DTU Chief Warns Tough Business Masters Rules May Cut Engineers

Technical University of Denmark

New business-oriented Master's programmes are on the drawing board. They involve a minimum of 25 hours of company work per week, a minimum of 25 hours weekly hours of study, limited flexibility, and the risk of long travel time between work and study. This is according to a recently published interim report from the Master's Committee.

But according to DTU President Anders Bjarklev, this is an unattractive solution for both students and businesses.

"We have been tasked with creating a business-oriented engineering programme that equips the students in the best possible way to go out into the business world and solve society's biggest challenges. We don't do that by creating an education full of obstacles," he says.

DTU's president has been on a committee that has discussed the possible design of the new business-oriented Master's programme. This has been done as part of a larger university reform, where the political vision has been for fewer students to opt for a classic Master's programme and instead choose a business-oriented Master's degree programme of up to 4 years or a new 1-year Master's programme.

The universities have made a number of proposals for the design of the new business-oriented Master's degree programmes, but they have all been rejected.
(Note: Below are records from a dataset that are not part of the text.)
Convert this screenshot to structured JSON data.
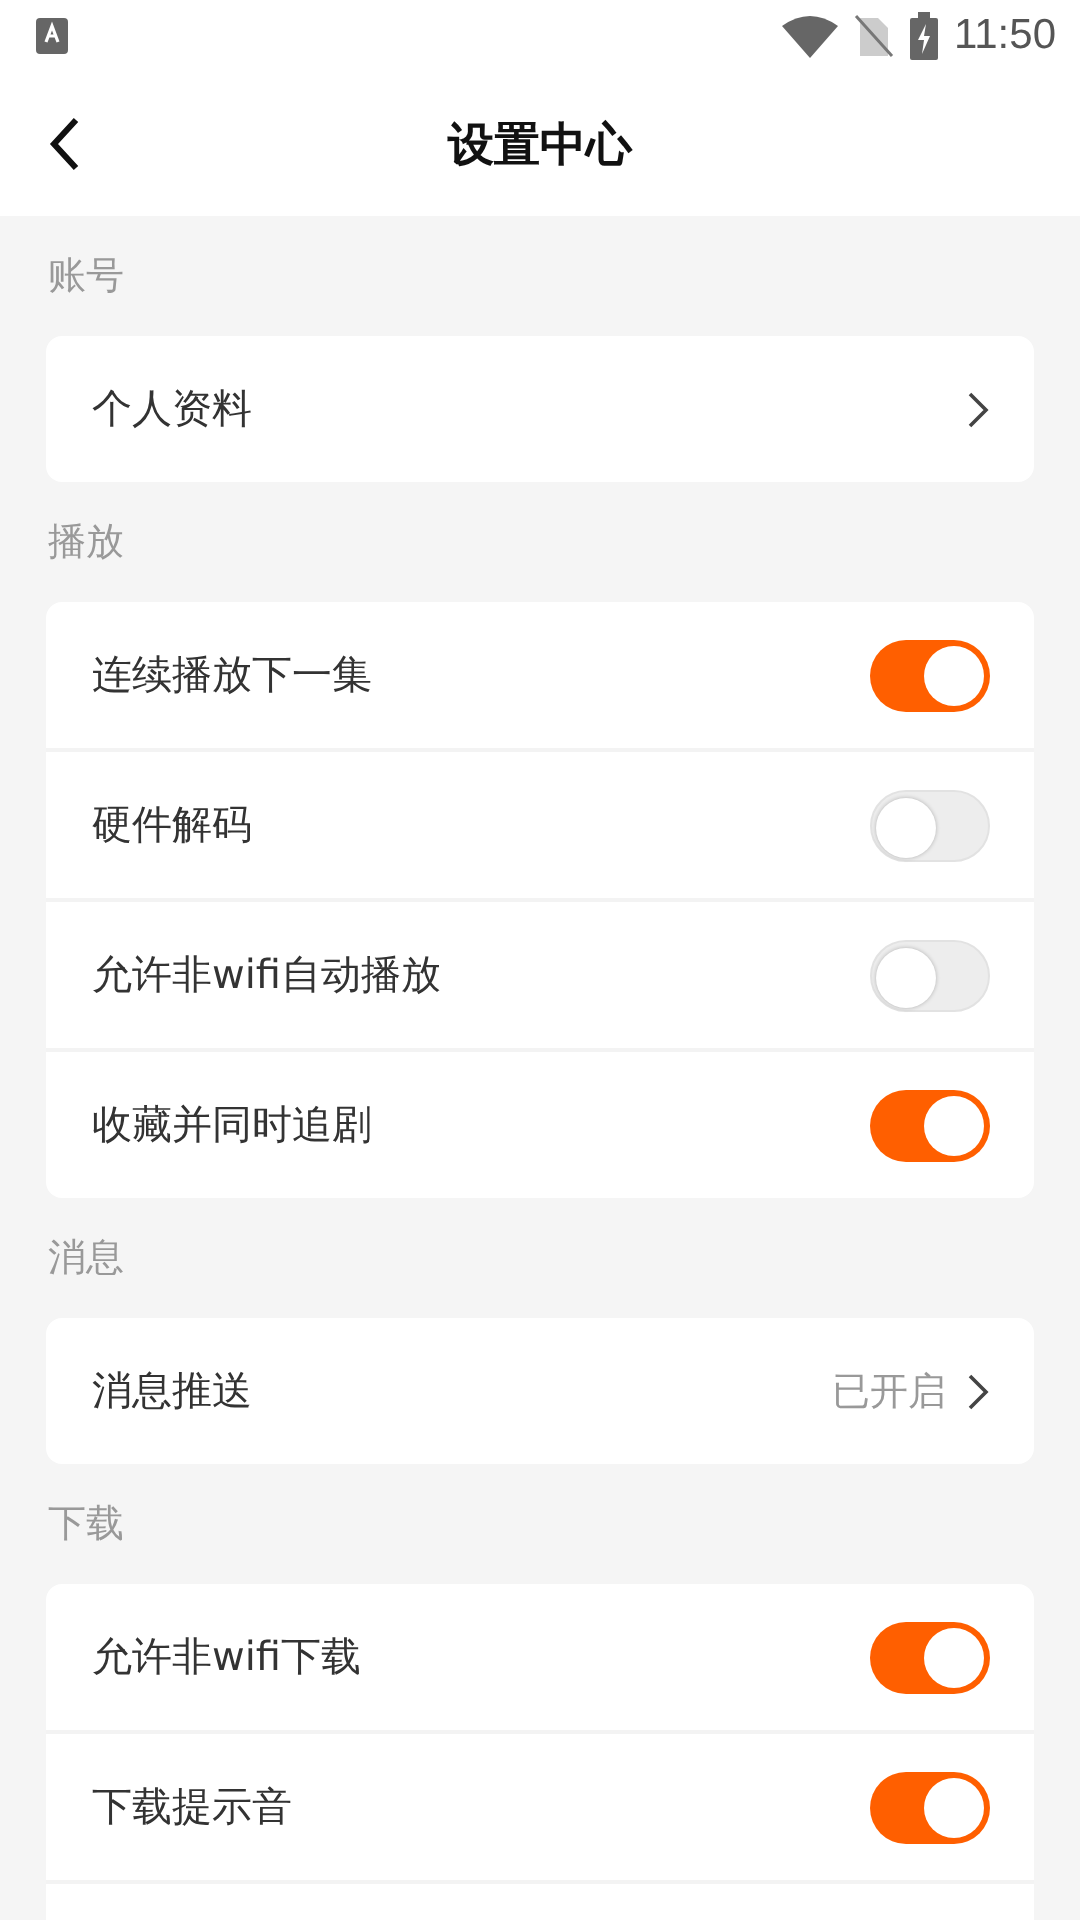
{
  "status_bar": {
    "time": "11:50"
  },
  "header": {
    "title": "设置中心"
  },
  "sections": [
    {
      "title": "账号",
      "items": [
        {
          "kind": "link",
          "label": "个人资料"
        }
      ]
    },
    {
      "title": "播放",
      "items": [
        {
          "kind": "toggle",
          "label": "连续播放下一集",
          "on": true
        },
        {
          "kind": "toggle",
          "label": "硬件解码",
          "on": false
        },
        {
          "kind": "toggle",
          "label": "允许非wifi自动播放",
          "on": false
        },
        {
          "kind": "toggle",
          "label": "收藏并同时追剧",
          "on": true
        }
      ]
    },
    {
      "title": "消息",
      "items": [
        {
          "kind": "link",
          "label": "消息推送",
          "value": "已开启"
        }
      ]
    },
    {
      "title": "下载",
      "items": [
        {
          "kind": "toggle",
          "label": "允许非wifi下载",
          "on": true
        },
        {
          "kind": "toggle",
          "label": "下载提示音",
          "on": true
        }
      ],
      "more_below": true
    }
  ]
}
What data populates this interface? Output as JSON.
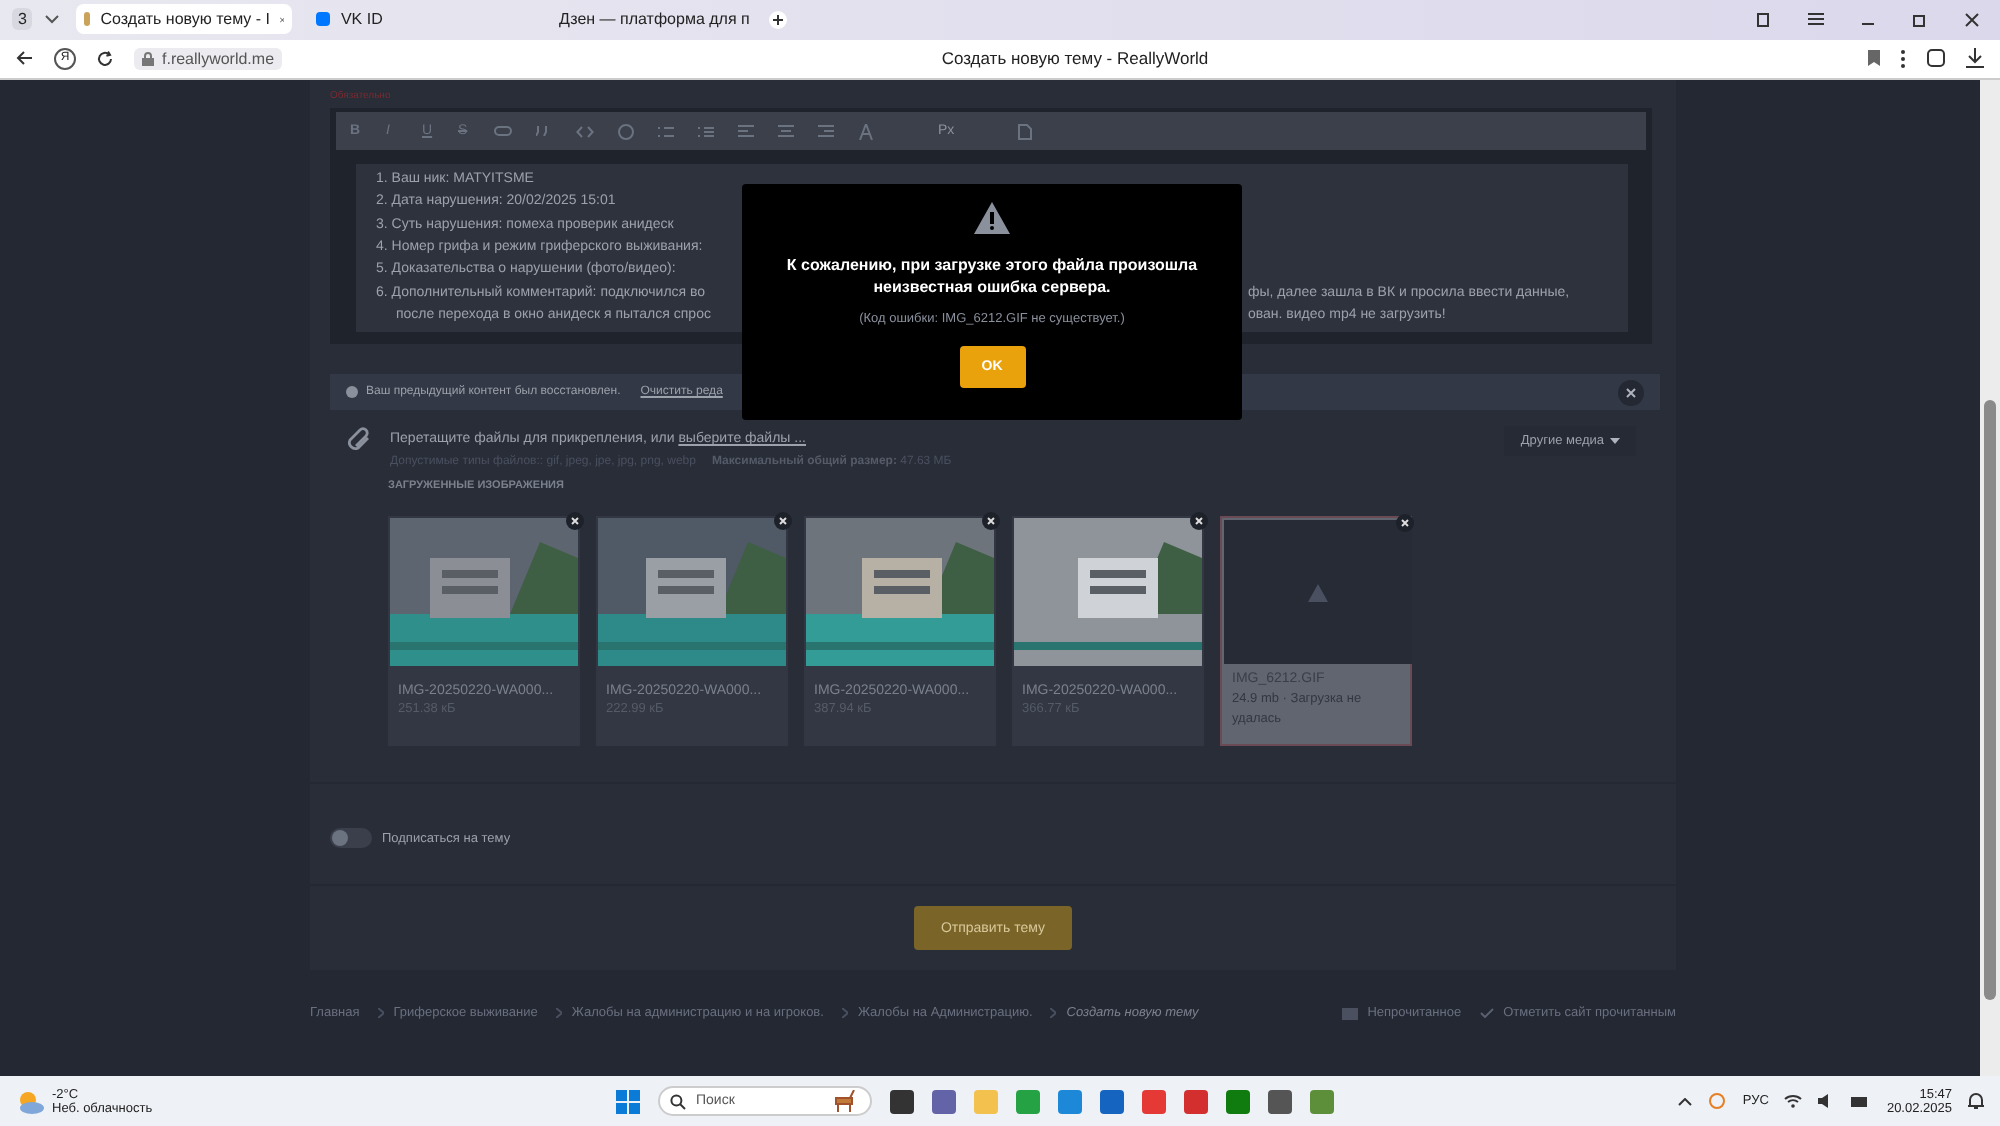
{
  "browser": {
    "tab_count": "3",
    "tabs": [
      {
        "title": "Создать новую тему - I",
        "selected": true
      },
      {
        "title": "VK ID",
        "selected": false
      },
      {
        "title": "Дзен — платформа для п",
        "selected": false
      }
    ],
    "home_button": "Я",
    "address": "f.reallyworld.me",
    "page_title": "Создать новую тему - ReallyWorld"
  },
  "editor": {
    "required_label": "Обязательно",
    "format_buttons": [
      "B",
      "I",
      "U",
      "S"
    ],
    "size_label": "Px",
    "lines": [
      {
        "left": "1. Ваш ник: MATYITSME",
        "continuation": false
      },
      {
        "left": "2. Дата нарушения: 20/02/2025 15:01",
        "continuation": false
      },
      {
        "left": "3. Суть нарушения: помеха проверик анидеск",
        "continuation": false
      },
      {
        "left": "4. Номер грифа и режим гриферского выживания:",
        "continuation": false
      },
      {
        "left": "5. Доказательства о нарушении (фото/видео):",
        "continuation": false
      },
      {
        "left": "6. Дополнительный комментарий: подключился во",
        "right": "фы, далее зашла в ВК и просила ввести данные,",
        "continuation": false
      },
      {
        "left": "после перехода в окно анидеск я пытался спрос",
        "right": "ован. видео mp4 не загрузить!",
        "continuation": true
      }
    ]
  },
  "restored_notice": {
    "text": "Ваш предыдущий контент был восстановлен.",
    "link": "Очистить реда"
  },
  "upload": {
    "prompt": "Перетащите файлы для прикрепления, или ",
    "prompt_link": "выберите файлы ...",
    "other_media": "Другие медиа",
    "allowed_types": "Допустимые типы файлов:: gif, jpeg, jpe, jpg, png, webp",
    "max_size": "**Максимальный общий размер:** 47.63 МБ",
    "heading": "ЗАГРУЖЕННЫЕ ИЗОБРАЖЕНИЯ",
    "files": [
      {
        "name": "IMG-20250220-WA000...",
        "size": "251.38 кБ"
      },
      {
        "name": "IMG-20250220-WA000...",
        "size": "222.99 кБ"
      },
      {
        "name": "IMG-20250220-WA000...",
        "size": "387.94 кБ"
      },
      {
        "name": "IMG-20250220-WA000...",
        "size": "366.77 кБ"
      },
      {
        "kind": "failed",
        "name": "IMG_6212.GIF",
        "size": "24.9 mb · Загрузка не удалась"
      }
    ]
  },
  "subscribe": {
    "label": "Подписаться на тему",
    "on": false
  },
  "submit": "Отправить тему",
  "breadcrumbs": [
    {
      "label": "Главная",
      "selected": false
    },
    {
      "label": "Гриферское выживание",
      "selected": false
    },
    {
      "label": "Жалобы на администрацию и на игроков.",
      "selected": false
    },
    {
      "label": "Жалобы на Администрацию.",
      "selected": false
    },
    {
      "label": "Создать новую тему",
      "selected": true
    }
  ],
  "footer_links": [
    "Непрочитанное",
    "Отметить сайт прочитанным"
  ],
  "modal": {
    "title": "К сожалению, при загрузке этого файла произошла неизвестная ошибка сервера.",
    "detail": "(Код ошибки: IMG_6212.GIF не существует.)",
    "button": "OK"
  },
  "taskbar": {
    "temperature": "-2°C",
    "weather": "Неб. облачность",
    "search_placeholder": "Поиск",
    "language": "РУС",
    "time": "15:47",
    "date": "20.02.2025"
  }
}
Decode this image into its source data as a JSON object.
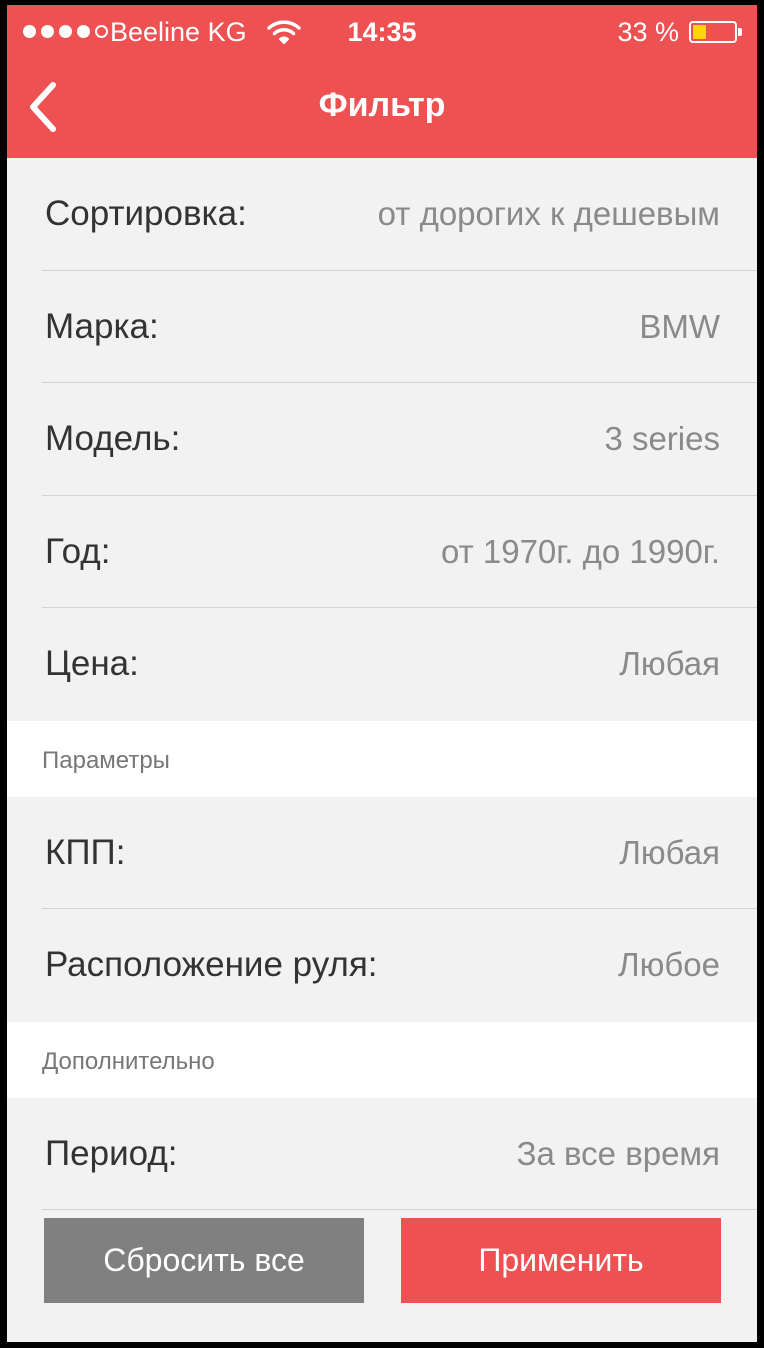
{
  "status_bar": {
    "carrier": "Beeline KG",
    "time": "14:35",
    "battery_percent": "33 %",
    "battery_level": 0.33,
    "signal_bars": 4,
    "signal_max": 5,
    "battery_color": "#ffd60a"
  },
  "header": {
    "title": "Фильтр",
    "back_icon": "chevron-left-icon",
    "color": "#ee5152"
  },
  "filters": {
    "sort": {
      "label": "Сортировка:",
      "value": "от дорогих к дешевым"
    },
    "brand": {
      "label": "Марка:",
      "value": "BMW"
    },
    "model": {
      "label": "Модель:",
      "value": "3 series"
    },
    "year": {
      "label": "Год:",
      "value": "от 1970г. до 1990г."
    },
    "price": {
      "label": "Цена:",
      "value": "Любая"
    }
  },
  "parameters": {
    "header": "Параметры",
    "transmission": {
      "label": "КПП:",
      "value": "Любая"
    },
    "steering": {
      "label": "Расположение руля:",
      "value": "Любое"
    }
  },
  "additional": {
    "header": "Дополнительно",
    "period": {
      "label": "Период:",
      "value": "За все время"
    }
  },
  "buttons": {
    "reset": "Сбросить все",
    "apply": "Применить"
  }
}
According to Universities Denmark, 'unreasonable demands and strict preconditions' have prevented a viable solution, and in an article brought by the Danish news site Altinget on Wednesday, they believe it will be impossible to convert 20 per cent of the current Master's programmes to new business-oriented Master's degree places—even though this was the political intention.

Instead, the university sector as a whole estimates that they will have to convert up to one in four Master's degree programmes to the 1-year Master's programme, which has been heavily criticized. Originally, the political agreement was that only one in ten Master's programmes should be 1-year.

In the agreement, there was no desire to establish 1-year Master's programmes in engineering, because there is already a corresponding BEng programme. So DTU's president sees only one outcome.

"If we don't get a sensible framework for the new business-oriented Master's programmes, we cannot make them attractive to the students. Instead, we risk educating fewer engineers. This is paradoxical, because the business sector is asking for more," says Anders Bjarklev.

Society pays the price

According to a recent analysis from Iris Group, Zealand-based companies in engineering-heavy industries such as life science and energy alone will have a shortage of between 17,000-21,000 employees with Master's degrees in science, including engineers.

DTU's president is therefore annoyed that the political visions are not accompanied by realistic preconditions.

"No matter what we do in this situation, society will pay the price. We will have fewer hands to solve the climate crisis, facilitate the green transition, and drive life science developments. Everything that affects us all," says Anders Bjarklev.

Polyteknisk Forening (PF student association) agrees that a business-oriented Master's degree programme with a working week of up to 60 hours is unattractive and they point out that the logistics have not been thought through.

"Our experience shows us that it puts pressure on the students when they have to be in one place in the morning and another in the afternoon. If the schedule is too tight, they have to skip lunch and the socializing taking place on campus after study time. And with a working week of 60 hours on top of that, it cannot help but affect the general well-being," says Mikkel Berrig Rasmussen, President of PF.

DTU already has a industry Master's programme in Kalundborg which is affiliated with Novo Nordisk. Here, the students study and work in the same city, which makes the set-up more flexible. But with the Danish master's degrees reform, DTU is expected to create approximately 450 similar study places.

"It's far from realistic. We cannot offer a satisfactory set-up—neither for the students nor for the business community—even though we want to. We therefore propose to adjust the reform requirements that currently render a viable solution impossible," says Anders Bjarklev.

The final implementation of the Master's degrees reform is expected to be ready in October 2024.